基本的に、子犬がいつも決まった量のご飯を食べることができて、元気もあって、なおかつ体重が減ったりしていないのであればとくに健康面で深く心配する必要はありません。

子犬の食事量も個体差があるため、食が細い子もいれば、食欲旺盛な子もいます。

子犬は活動量も高く、消費エネルギーも高いため、生後数ヶ月の子犬を太らせるのは本当に難しいです。体重に合わせて少しずつフードを増やしていたとしても、増やし方が足りずに痩せさせてしまうケースもかなり多いと言われています。

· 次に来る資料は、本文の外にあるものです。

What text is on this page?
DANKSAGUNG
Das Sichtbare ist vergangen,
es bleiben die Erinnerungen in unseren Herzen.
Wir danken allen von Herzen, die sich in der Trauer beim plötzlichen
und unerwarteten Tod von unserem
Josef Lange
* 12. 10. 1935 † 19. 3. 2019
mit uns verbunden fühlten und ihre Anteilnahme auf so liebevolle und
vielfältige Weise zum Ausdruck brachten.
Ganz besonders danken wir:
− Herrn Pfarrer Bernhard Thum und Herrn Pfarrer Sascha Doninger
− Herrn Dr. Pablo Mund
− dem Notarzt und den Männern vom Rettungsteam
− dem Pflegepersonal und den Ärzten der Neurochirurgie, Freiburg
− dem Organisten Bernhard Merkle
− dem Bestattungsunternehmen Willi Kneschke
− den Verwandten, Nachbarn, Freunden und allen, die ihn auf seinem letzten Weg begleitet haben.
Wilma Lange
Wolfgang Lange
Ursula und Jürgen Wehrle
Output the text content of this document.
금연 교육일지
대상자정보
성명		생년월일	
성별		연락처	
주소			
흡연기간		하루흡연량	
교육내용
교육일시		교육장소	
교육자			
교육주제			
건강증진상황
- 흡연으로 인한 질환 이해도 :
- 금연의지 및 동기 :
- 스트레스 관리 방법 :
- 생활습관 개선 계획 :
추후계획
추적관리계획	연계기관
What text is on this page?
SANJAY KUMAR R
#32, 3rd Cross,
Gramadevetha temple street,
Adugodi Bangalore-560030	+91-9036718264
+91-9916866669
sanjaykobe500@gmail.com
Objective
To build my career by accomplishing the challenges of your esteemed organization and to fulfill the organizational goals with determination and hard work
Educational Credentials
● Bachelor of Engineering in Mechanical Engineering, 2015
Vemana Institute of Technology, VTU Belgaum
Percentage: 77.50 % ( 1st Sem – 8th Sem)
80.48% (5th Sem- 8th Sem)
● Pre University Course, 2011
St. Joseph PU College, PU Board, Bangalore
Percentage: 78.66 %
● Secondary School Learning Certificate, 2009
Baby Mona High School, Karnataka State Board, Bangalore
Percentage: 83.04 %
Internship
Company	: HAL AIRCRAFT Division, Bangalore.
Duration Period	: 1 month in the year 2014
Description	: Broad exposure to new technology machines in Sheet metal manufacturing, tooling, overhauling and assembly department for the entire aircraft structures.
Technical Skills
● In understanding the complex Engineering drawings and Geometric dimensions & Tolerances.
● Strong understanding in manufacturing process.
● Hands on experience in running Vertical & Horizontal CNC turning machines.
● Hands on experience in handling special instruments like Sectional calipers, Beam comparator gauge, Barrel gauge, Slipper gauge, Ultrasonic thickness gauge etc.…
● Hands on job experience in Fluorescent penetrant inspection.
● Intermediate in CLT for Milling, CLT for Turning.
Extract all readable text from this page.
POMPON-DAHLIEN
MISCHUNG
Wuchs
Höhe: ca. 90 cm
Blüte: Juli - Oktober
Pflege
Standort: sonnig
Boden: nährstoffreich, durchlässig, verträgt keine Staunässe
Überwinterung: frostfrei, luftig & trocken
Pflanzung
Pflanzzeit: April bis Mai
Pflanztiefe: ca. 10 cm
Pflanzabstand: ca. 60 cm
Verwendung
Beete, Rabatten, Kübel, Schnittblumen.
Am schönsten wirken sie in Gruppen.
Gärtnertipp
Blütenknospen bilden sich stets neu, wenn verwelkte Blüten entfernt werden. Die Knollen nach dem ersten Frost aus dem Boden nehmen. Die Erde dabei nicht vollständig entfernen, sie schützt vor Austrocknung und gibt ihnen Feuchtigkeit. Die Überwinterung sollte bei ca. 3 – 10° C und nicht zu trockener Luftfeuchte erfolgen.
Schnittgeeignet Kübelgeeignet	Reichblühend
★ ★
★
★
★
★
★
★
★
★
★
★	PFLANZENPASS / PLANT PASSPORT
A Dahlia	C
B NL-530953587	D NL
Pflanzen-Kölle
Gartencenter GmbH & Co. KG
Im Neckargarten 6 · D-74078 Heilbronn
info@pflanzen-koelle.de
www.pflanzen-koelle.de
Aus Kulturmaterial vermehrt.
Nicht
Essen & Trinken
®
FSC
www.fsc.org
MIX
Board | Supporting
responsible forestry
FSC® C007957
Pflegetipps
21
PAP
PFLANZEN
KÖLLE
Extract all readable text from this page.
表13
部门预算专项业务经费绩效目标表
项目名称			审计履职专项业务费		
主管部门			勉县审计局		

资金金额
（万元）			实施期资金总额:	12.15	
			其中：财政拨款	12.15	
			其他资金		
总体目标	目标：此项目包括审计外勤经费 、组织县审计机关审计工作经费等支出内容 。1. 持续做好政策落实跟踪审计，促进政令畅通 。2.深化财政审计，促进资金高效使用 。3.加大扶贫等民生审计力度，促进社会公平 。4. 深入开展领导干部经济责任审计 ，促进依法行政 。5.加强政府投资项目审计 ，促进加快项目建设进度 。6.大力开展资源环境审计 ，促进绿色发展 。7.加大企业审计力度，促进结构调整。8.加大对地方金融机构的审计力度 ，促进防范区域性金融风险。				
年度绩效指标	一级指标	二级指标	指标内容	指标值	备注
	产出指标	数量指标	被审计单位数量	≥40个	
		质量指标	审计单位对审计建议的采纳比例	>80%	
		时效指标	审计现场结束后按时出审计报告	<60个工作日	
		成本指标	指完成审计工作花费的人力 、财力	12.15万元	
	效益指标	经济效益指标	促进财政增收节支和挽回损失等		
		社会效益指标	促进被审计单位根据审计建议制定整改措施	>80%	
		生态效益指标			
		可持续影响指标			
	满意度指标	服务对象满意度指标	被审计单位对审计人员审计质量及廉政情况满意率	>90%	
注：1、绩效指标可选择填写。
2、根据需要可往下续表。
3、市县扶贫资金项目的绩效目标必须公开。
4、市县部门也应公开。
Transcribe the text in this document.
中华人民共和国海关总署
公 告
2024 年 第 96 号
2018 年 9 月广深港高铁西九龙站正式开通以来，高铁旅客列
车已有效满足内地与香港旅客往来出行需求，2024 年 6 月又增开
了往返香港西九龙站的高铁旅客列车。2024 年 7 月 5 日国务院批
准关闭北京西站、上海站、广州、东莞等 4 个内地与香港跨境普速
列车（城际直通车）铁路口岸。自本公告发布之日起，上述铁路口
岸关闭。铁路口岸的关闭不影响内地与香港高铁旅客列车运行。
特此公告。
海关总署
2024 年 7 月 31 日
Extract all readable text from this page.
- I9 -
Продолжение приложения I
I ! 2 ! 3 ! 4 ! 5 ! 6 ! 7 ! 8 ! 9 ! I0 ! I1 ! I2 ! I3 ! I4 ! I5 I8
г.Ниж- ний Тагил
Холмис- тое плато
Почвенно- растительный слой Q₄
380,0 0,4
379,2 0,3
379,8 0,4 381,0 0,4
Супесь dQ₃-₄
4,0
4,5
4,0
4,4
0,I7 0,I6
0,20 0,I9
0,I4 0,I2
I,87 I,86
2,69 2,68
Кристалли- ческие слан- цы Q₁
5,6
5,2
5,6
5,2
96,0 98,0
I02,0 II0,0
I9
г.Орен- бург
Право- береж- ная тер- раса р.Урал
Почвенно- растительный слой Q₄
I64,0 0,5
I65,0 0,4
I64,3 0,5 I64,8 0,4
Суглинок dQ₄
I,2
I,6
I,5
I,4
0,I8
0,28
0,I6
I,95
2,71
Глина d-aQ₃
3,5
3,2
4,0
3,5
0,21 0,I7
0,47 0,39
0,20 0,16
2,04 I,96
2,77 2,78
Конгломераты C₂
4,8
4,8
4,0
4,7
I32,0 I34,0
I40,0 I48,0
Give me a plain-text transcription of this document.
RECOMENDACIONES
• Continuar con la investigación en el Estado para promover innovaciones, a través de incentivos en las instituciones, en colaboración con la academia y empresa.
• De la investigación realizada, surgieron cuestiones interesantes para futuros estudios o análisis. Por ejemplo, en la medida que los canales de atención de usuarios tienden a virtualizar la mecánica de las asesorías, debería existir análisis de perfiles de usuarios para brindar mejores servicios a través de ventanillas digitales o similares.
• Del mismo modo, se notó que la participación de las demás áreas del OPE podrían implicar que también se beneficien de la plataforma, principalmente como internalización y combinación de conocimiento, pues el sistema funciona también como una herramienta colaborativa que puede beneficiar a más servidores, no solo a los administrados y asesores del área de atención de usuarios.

少なくとも生後6カ月までは、太らせすぎることより、痩せさせてしまうことに注意をして食事の管理を行いましょう。

また、プードルなどの毛がふわふわの犬種は、見た目では痩せていることがわかりにくいので、飼い主も子犬がガリガリなことに気付いていないことがほとんどです。

はやめにかかりつけの動物病院やトリミングサロンを見つけ、定期的にプロに体格チェックをしてもらうことをおすすめします。

ちゃんと栄養のあるご飯を食べてもらうためにも、子犬期の食事に関するしつけも大事しましょう。栄養バランスの整った質の良い食事を心掛ければ、病気やトラブルに負けにくい犬へと成長してくれるはずですよ。